What does your dream look like?
Just take a few moments to think about this question.
Whether you dream of having a career that gives you fame and fortune, taking a selfie at the Eiffel Tower, competing in the Olympics or changing the world, few people in life are ever “lucky” enough to realise their dreams.
Perhaps a dream is called a dream simply because it is fun to imagine but at the same time, easily dismissed as a fantasy? If so, this would explain why so often the idea and the meaning of the word ‘dream’ is not viewed with the importance that it rightly deserves.
What if there was a way to make your dreams come true?
In this issue, we spoke to the three Bruneian Olympians who represented the country at the Rio 2016 Games. All three of them had their dreams come true but achieving such a goal cannot be attributed to luck alone. Their dreams became reality because of their sacrifices, determination and relentless hard work.
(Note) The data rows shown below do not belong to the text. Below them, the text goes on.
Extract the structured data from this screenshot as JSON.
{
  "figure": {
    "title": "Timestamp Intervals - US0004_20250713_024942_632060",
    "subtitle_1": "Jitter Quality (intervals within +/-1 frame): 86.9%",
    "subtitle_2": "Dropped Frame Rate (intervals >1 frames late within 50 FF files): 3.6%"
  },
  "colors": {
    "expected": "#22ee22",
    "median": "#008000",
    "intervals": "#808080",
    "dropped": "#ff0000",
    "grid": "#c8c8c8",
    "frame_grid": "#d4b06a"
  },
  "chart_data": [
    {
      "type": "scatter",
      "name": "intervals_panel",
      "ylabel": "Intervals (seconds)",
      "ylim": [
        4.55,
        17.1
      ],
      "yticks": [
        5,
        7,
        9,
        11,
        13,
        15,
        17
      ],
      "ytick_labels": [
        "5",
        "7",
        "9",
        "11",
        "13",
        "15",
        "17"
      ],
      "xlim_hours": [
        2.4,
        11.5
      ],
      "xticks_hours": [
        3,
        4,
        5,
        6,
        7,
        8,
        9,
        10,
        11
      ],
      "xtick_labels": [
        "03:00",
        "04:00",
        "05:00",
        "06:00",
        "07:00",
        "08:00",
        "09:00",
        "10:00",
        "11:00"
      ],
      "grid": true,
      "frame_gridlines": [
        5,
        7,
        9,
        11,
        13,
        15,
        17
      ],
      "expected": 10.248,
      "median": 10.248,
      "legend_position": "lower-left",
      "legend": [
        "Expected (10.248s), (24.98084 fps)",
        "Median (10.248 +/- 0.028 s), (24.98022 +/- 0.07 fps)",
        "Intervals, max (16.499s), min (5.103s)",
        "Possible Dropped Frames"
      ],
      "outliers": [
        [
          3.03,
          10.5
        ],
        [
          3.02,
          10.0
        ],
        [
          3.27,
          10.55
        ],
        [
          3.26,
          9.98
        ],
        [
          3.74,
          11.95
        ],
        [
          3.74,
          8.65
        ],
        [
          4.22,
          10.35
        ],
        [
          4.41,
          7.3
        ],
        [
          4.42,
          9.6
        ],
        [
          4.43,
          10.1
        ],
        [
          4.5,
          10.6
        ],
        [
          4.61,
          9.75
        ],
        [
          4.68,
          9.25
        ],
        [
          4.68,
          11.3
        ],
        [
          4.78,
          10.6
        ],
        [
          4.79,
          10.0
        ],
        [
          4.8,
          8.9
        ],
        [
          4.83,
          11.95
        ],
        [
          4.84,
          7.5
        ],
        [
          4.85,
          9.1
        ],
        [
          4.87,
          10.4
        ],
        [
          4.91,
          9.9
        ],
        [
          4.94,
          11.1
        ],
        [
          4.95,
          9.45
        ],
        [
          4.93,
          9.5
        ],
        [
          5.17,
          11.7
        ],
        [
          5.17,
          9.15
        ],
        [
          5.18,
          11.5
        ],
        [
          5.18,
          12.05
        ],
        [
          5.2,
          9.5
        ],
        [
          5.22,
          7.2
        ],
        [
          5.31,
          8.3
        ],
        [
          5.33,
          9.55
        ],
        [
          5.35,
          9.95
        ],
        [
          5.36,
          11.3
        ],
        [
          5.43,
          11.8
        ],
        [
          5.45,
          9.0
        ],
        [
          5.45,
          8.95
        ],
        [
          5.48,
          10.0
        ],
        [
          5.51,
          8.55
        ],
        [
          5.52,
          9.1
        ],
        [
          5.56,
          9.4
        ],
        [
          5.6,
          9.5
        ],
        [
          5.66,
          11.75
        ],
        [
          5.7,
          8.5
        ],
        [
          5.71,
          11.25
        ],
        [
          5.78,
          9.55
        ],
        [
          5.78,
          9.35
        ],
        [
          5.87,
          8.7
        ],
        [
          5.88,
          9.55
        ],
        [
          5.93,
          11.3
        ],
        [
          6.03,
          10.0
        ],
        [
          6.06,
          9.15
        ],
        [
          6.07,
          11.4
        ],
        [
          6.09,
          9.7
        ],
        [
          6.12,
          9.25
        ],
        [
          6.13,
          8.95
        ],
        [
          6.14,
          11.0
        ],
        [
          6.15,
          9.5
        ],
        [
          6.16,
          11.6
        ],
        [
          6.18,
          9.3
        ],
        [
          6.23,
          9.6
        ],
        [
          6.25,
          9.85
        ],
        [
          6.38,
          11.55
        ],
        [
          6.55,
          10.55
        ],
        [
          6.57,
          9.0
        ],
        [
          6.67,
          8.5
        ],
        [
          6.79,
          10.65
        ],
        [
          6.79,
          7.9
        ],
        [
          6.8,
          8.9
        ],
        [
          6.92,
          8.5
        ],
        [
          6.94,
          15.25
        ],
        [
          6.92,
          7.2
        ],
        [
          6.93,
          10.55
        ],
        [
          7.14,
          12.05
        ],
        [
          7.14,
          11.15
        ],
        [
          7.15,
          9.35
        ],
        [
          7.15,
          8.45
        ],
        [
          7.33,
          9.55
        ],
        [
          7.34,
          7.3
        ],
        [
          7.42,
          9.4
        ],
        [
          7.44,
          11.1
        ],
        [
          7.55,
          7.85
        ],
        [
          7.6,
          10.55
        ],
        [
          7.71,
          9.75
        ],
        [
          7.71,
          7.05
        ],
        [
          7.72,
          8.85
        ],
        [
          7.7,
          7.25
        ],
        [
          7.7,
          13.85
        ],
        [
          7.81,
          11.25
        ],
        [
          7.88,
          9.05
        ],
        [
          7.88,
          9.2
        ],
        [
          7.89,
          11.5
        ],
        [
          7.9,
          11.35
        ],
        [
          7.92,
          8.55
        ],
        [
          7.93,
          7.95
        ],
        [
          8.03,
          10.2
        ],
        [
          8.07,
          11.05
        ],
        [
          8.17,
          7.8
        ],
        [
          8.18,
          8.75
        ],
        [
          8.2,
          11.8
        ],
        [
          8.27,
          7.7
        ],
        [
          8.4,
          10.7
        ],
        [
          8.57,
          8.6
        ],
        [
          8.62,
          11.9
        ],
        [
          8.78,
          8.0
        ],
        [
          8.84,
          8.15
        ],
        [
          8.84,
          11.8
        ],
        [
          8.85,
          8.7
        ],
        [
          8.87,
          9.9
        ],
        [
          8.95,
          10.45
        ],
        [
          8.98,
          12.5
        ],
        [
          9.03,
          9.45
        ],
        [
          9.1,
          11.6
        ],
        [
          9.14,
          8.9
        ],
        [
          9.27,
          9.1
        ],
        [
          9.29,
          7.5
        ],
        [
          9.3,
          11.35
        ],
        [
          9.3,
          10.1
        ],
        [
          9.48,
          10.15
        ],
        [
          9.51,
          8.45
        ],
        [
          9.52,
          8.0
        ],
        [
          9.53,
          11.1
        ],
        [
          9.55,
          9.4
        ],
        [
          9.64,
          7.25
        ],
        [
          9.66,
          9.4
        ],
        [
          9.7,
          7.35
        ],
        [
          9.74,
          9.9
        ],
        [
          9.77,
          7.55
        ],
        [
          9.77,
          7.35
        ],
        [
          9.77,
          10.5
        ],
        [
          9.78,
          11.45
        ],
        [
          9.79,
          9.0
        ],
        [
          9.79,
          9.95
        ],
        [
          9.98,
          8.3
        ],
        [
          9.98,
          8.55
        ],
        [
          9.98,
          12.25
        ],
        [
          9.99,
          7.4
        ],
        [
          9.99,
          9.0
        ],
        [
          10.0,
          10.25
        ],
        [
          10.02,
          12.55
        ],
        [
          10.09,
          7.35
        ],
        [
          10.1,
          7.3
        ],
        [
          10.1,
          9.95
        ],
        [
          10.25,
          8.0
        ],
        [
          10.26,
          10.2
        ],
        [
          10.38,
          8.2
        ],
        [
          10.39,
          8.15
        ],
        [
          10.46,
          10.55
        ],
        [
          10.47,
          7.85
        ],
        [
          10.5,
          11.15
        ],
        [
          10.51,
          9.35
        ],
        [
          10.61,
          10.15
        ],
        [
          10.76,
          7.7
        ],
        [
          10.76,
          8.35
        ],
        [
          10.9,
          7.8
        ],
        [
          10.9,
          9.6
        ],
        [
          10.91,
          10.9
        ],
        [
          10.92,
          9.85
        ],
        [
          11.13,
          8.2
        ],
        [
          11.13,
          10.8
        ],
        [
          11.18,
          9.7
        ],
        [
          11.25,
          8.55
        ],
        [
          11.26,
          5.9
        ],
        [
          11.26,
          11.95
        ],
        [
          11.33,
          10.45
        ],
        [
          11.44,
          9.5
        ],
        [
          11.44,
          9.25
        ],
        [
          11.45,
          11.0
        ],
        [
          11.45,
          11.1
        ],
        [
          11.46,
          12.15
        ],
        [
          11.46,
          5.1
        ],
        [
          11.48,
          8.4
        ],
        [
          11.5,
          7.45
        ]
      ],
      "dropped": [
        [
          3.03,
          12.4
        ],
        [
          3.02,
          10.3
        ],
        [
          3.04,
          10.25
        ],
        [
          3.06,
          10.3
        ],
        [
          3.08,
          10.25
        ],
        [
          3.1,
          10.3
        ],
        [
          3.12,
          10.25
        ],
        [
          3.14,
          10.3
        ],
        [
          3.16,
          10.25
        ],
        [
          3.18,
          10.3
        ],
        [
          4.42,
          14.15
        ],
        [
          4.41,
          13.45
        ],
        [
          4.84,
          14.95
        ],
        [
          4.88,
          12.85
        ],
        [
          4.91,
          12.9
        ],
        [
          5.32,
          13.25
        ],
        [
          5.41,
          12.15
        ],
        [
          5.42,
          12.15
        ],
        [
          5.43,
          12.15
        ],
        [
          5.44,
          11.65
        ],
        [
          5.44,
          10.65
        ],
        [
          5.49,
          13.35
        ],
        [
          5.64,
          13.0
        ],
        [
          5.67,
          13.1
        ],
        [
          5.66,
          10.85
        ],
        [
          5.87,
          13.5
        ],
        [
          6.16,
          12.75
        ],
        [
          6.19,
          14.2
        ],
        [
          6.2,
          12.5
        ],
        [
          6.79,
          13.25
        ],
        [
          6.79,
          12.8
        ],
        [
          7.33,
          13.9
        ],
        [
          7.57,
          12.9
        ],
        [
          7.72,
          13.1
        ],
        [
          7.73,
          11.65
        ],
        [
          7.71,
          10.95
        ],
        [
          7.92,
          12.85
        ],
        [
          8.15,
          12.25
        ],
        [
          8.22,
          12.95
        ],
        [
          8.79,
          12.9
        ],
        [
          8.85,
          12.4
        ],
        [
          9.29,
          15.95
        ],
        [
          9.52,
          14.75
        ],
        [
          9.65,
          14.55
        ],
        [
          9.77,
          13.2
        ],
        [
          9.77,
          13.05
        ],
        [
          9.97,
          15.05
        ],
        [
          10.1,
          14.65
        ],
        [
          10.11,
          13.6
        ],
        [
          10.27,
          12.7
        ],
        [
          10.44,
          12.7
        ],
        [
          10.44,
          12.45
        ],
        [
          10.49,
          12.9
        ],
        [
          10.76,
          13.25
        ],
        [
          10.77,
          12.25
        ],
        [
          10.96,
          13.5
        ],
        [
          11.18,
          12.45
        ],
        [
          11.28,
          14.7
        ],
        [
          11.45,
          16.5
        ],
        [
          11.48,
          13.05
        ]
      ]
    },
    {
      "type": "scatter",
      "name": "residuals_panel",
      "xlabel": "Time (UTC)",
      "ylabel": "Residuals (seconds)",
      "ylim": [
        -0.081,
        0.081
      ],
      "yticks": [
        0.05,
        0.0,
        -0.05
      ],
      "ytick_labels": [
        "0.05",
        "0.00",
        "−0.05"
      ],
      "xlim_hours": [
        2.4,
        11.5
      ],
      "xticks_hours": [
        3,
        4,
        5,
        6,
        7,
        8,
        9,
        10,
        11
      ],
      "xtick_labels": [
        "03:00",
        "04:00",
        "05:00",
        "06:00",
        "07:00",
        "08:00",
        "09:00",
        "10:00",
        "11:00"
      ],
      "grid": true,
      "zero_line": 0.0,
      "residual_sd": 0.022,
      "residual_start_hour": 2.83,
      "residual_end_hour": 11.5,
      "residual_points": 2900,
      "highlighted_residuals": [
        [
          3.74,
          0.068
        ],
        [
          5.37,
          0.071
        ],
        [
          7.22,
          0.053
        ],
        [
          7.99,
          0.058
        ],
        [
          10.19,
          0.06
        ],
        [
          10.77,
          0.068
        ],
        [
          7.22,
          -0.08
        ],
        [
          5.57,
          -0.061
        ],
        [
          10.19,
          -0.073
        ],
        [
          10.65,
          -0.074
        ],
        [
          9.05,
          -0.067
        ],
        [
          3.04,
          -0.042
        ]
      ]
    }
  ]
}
As we deconstructed the stories of successful people in this issue, and in many of our past issues, we realised that what set them apart was their absolute devotion to their dreams. These are the people who are not afraid to be ridiculed about what they imagine; and who have the courage to take action to make their dreams come true.
For dreams to come true there needs to be action, discipline and strategy as well as the wisdom to choose the right development tools. In this hyper-competitive environment, for some, further education is not only an essential tool but also a prerequisite in order to pursue their dreams. This is why we have dedicated an entire section of this issue to the topic of Further Education – to help students fulfill their dreams by making the right career choices.
In an interview on Chinese television, Hong Kong leading actor Chow Yun Fat was asked by a student in the audience to give some advice about the future of the entertainment industry in Asia. Chow responded that what he is afraid of, isn’t whether or not young people are willing to dream, but how big they are willing to dream. He added, in order to have any chance of survival, the next generation must be willing to take risks and challenge the limits of their imaginations. He cited fierce competition and the advance of innovative environments in Hollywood.
On this note, let us remind ourselves that a borderless economy is no longer a future fantasy but a reality today.